28 settembre 2012 11:11

C’è un lato positivo nella crisi finanziaria che ha colpito Ha’aretz, il quotidiano israeliano per cui lavoro da 23 anni: noi giornalisti abbiamo finalmente cominciato a conoscerci e ad abbinare le facce ai nomi. Un paio di anni fa alcuni cronisti e redattori di Ha’aretz hanno creato un nuovo comitato di redazione, molto agguerrito, che ha sostituito un organismo antiquato e inefficace.

Le assemblee hanno riunito persone che si conoscevano solo di nome, e spesso neanche quello. Sabato scorso uno sciopero di due ore e mezza con manifestazione davanti all’edificio della redazione è stato un ulteriore passo avanti verso la creazione di un organismo collettivo, dove prima c’erano solo individui isolati. È stata la seconda iniziativa del genere nel giro di un mese.

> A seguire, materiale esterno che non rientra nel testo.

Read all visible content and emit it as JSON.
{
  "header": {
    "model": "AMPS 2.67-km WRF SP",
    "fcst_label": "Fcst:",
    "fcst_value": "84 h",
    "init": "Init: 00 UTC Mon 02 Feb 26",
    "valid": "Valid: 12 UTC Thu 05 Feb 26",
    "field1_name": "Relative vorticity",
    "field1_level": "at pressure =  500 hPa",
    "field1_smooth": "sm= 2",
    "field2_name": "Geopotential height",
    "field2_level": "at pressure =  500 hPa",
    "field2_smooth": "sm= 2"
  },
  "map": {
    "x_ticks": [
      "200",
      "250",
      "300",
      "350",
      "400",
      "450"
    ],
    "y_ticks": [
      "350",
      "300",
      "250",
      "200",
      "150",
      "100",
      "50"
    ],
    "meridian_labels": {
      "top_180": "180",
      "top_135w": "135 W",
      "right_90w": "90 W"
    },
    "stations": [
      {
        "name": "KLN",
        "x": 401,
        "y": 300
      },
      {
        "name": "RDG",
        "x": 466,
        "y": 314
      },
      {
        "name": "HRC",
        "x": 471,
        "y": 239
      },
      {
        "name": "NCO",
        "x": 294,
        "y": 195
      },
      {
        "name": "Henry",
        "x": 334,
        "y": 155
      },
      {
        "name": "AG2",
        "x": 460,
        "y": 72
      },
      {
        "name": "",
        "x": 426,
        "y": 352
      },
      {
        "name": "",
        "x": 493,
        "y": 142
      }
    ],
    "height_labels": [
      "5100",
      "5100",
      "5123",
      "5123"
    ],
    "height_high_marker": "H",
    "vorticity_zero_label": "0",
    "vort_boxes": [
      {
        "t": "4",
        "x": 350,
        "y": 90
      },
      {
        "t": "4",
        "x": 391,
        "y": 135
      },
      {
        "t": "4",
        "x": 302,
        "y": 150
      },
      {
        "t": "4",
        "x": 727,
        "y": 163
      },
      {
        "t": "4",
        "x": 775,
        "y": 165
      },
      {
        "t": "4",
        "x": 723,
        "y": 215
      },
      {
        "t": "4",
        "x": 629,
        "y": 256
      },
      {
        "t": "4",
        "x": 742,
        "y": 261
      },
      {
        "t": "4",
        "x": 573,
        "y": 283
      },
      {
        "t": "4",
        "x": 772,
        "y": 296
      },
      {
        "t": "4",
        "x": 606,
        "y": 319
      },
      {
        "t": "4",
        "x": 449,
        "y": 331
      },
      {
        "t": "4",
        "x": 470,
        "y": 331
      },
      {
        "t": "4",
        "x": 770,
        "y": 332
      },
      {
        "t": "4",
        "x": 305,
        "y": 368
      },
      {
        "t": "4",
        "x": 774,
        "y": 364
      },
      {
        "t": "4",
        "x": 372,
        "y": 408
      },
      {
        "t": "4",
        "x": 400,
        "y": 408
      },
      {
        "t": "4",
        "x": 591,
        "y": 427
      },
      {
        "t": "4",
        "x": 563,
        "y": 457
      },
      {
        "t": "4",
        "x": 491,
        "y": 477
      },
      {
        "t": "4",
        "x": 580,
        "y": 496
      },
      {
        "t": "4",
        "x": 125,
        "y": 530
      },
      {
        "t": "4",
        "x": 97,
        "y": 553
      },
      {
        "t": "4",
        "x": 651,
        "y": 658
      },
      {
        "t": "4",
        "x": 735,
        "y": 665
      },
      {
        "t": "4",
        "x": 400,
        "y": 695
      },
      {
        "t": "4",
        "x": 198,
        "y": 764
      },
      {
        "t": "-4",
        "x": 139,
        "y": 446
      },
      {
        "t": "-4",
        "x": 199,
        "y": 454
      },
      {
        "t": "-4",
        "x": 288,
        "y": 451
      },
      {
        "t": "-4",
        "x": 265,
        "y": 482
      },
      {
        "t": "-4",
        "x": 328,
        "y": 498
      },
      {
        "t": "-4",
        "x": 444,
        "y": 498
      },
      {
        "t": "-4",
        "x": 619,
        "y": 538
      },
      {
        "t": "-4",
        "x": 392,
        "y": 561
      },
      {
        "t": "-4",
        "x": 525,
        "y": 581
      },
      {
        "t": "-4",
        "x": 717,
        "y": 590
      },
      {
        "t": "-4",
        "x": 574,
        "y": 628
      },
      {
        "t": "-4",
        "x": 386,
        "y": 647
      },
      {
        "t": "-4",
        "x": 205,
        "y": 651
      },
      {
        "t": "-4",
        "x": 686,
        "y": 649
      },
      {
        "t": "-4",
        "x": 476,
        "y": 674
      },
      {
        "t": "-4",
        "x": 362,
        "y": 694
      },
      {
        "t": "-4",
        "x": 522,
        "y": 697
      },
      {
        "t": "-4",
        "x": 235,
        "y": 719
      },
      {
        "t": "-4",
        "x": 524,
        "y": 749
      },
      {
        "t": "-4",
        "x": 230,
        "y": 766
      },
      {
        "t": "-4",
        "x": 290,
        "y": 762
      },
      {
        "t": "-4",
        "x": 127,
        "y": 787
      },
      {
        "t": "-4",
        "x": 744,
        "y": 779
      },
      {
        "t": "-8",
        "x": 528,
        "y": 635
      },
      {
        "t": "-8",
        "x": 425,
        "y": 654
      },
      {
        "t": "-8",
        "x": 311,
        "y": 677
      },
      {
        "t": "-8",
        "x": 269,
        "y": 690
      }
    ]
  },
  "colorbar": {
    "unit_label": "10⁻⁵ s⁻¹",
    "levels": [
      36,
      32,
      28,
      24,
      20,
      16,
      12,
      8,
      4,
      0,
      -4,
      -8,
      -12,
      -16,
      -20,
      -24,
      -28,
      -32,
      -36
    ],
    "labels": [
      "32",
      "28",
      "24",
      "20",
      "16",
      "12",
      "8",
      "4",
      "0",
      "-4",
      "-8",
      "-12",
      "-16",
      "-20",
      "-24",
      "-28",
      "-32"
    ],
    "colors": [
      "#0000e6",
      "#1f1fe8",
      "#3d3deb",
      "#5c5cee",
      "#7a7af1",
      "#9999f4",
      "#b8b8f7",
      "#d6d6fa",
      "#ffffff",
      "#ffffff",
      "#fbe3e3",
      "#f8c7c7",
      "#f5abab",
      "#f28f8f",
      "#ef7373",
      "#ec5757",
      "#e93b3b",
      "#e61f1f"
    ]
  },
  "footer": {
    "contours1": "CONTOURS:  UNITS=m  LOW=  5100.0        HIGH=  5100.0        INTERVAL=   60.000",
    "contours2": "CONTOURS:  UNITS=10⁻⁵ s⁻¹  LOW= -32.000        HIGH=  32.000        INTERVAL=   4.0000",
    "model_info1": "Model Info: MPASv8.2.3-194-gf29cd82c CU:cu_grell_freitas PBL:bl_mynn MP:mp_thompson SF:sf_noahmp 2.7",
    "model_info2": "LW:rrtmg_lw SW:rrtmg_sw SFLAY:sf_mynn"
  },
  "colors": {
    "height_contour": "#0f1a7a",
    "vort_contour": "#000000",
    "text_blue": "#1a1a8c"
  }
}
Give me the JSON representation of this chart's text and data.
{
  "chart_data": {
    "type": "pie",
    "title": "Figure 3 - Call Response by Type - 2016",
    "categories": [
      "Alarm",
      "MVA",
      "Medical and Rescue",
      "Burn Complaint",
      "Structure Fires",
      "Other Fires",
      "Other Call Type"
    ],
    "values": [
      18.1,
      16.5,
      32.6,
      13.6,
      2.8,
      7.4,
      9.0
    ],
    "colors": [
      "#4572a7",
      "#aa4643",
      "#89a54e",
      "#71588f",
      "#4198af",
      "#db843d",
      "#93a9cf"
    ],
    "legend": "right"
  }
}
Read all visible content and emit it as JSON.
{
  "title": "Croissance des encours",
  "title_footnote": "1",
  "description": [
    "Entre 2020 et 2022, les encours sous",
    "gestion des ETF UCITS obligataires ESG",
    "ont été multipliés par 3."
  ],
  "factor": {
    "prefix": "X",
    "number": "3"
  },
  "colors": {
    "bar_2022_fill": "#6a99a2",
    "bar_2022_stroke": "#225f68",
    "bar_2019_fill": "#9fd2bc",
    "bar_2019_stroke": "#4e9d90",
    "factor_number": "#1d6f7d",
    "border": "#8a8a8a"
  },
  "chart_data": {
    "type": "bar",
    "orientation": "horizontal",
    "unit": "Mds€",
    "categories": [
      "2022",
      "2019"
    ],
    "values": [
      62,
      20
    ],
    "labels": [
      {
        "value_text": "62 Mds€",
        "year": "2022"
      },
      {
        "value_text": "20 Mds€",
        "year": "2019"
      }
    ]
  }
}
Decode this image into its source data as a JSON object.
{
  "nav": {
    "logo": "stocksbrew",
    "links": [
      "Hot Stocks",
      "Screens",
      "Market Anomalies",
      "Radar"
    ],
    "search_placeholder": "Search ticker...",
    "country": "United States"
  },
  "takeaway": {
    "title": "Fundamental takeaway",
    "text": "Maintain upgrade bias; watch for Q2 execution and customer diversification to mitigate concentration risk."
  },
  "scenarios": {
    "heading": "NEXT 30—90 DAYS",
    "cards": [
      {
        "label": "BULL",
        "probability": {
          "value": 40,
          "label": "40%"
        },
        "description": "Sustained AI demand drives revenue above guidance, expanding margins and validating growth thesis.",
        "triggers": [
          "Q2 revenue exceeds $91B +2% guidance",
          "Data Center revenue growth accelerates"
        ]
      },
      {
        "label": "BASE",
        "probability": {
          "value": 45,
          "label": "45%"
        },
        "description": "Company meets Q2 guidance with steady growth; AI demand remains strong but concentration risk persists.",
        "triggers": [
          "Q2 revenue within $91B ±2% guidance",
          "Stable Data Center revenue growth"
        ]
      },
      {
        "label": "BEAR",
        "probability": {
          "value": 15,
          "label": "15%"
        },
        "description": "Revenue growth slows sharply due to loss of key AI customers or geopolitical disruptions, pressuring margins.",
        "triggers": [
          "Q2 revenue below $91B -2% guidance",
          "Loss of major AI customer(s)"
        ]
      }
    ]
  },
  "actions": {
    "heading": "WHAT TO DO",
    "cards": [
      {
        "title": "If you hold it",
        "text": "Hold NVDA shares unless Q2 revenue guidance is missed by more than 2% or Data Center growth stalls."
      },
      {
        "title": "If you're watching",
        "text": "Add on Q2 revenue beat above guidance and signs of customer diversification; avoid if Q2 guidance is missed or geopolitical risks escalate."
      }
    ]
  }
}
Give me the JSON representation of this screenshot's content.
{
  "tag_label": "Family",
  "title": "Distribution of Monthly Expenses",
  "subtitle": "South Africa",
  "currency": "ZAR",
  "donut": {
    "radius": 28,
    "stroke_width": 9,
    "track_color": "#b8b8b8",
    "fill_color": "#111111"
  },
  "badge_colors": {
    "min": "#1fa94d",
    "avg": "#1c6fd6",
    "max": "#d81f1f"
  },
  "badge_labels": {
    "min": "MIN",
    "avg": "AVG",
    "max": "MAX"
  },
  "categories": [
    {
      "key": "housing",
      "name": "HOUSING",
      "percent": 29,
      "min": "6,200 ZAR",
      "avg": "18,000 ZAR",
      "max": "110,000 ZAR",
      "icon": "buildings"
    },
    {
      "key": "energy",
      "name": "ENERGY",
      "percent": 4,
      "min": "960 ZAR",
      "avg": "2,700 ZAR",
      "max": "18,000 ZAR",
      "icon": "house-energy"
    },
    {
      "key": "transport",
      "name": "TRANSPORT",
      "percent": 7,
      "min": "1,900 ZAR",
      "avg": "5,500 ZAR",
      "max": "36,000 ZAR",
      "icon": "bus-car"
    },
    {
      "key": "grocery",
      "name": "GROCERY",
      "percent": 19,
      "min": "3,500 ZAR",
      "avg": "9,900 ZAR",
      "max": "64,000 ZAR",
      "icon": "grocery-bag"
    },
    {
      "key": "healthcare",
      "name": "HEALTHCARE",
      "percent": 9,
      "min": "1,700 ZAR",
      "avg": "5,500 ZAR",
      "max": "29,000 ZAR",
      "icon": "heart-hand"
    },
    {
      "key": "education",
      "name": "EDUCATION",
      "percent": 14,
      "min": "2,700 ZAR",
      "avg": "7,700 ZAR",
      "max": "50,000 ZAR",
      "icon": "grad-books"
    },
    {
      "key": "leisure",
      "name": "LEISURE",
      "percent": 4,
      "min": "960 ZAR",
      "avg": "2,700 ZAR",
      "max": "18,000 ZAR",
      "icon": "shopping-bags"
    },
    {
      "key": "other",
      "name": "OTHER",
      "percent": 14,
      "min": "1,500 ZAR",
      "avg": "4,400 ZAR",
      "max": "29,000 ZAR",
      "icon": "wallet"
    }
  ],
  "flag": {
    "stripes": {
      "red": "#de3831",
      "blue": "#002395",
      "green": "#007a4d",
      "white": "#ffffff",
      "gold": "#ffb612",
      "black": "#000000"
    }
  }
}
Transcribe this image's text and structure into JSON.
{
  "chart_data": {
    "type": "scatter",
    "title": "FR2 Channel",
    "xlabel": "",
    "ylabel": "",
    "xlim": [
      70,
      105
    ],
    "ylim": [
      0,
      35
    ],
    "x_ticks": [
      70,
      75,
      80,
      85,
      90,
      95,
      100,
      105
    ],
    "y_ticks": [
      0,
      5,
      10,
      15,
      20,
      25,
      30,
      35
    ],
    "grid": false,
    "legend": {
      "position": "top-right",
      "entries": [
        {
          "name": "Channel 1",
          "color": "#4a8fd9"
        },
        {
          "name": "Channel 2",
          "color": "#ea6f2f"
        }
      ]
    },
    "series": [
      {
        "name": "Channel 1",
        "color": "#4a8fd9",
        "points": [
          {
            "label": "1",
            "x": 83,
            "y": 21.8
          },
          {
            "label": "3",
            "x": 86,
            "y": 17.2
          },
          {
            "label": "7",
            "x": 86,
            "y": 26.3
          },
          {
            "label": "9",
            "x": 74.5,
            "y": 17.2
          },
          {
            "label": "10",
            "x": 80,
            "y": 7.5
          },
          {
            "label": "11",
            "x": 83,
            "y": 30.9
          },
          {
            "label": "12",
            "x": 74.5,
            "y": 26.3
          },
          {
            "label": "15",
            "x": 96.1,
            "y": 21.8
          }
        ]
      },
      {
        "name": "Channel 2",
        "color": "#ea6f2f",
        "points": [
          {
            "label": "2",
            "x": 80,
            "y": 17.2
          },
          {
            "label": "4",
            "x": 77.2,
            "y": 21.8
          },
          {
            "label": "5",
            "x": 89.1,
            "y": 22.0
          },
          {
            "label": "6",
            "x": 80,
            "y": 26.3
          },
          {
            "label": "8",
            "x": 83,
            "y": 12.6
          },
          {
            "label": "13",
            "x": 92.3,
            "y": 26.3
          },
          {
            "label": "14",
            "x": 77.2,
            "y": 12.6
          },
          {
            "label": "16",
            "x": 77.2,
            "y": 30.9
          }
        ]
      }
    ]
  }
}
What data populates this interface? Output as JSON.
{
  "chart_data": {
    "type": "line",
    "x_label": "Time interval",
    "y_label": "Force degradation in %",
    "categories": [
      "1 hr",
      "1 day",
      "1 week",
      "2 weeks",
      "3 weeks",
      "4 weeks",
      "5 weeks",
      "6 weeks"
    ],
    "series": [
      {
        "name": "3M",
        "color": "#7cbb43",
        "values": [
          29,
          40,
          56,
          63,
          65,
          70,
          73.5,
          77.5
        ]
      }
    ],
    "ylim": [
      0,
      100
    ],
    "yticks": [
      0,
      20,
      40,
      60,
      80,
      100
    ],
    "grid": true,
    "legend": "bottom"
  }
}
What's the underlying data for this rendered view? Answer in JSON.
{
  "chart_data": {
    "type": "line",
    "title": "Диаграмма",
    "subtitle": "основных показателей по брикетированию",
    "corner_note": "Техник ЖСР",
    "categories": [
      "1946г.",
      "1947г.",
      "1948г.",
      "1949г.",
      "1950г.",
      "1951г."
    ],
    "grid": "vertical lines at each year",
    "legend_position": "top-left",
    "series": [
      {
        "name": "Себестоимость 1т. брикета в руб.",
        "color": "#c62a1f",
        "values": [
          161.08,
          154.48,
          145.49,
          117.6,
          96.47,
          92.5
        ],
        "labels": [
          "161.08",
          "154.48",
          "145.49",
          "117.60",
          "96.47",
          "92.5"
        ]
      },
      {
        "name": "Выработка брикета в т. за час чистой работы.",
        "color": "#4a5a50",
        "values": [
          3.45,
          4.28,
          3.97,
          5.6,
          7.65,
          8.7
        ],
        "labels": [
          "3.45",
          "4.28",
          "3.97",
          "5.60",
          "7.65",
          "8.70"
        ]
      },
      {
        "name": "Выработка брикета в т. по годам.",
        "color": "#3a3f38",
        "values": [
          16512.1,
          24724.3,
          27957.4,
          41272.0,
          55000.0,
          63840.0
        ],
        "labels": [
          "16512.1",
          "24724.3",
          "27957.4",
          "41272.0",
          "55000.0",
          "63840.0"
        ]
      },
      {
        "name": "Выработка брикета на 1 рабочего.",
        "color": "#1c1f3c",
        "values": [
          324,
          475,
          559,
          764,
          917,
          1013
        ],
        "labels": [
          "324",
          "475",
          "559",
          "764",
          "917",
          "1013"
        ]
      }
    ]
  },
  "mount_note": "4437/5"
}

Oggi il nostro collettivo di circa quattrocento lavoratori rischia di perdere un quarto degli iscritti: di recente la proprietà ha infatti annunciato di voler licenziare circa cento persone. Alla base della crisi ci sono motivi universali come la migrazione degli inserzionisti verso internet e la crescita delle testate online, ma anche il boicottaggio pubblicitario di un magnate israeliano e l’avvento di un quotidiano gratuito competitivo, Israel Hayom (Israele oggi), finanziato dal miliardario israelo-americano Sheldon Adelson, che si è arricchito con i casinò.

Come molti di voi immagineranno, la linea editoriale di Israel Hayom è estremamente ossequiosa nei confronti di Benjamin Netanyahu e della sua politica. Sia Adelson sia Netanyahu (che ha studiato negli Stati Uniti) sono ferventi repubblicani, nell’accezione più americana del termine. Come se non bastasse, più di un anno fa il suddetto magnate ha comprato un altro quotidiano, Maariv, con l’obiettivo dichiarato di distruggere Ha’aretz. Oggi il nostro giornale è in bancarotta e i dipendenti stanno conducendo una battaglia eroica per ottenere almeno il rispetto dei loro diritti sociali.

Il nostro comitato ha presentato un’infinità di proposte per risparmiare sulle spese e aumentare le entrate, convinto che la crisi non sia irreversibile. Il nostro slogan è “non c’è giornale senza giornalisti”. Un secondo slogan, “non c’è un altro Ha’aretz”, cita la canzone popolare

Non ho un’altra terra (Ha’aretz in ebraico significa terra).

La spada di Damocle che pende sulle nostre teste non minaccia soltanto le nostre carriere e i nostri stipendi. È anche un pericolo serio per una delle ultime riserve di democrazia in Israele. Ha’aretz è l’unico quotidiano che osa sfidare il potere, e la sua scomparsa faciliterebbe la diffusione dei modi di pensare più arroganti e ottusi.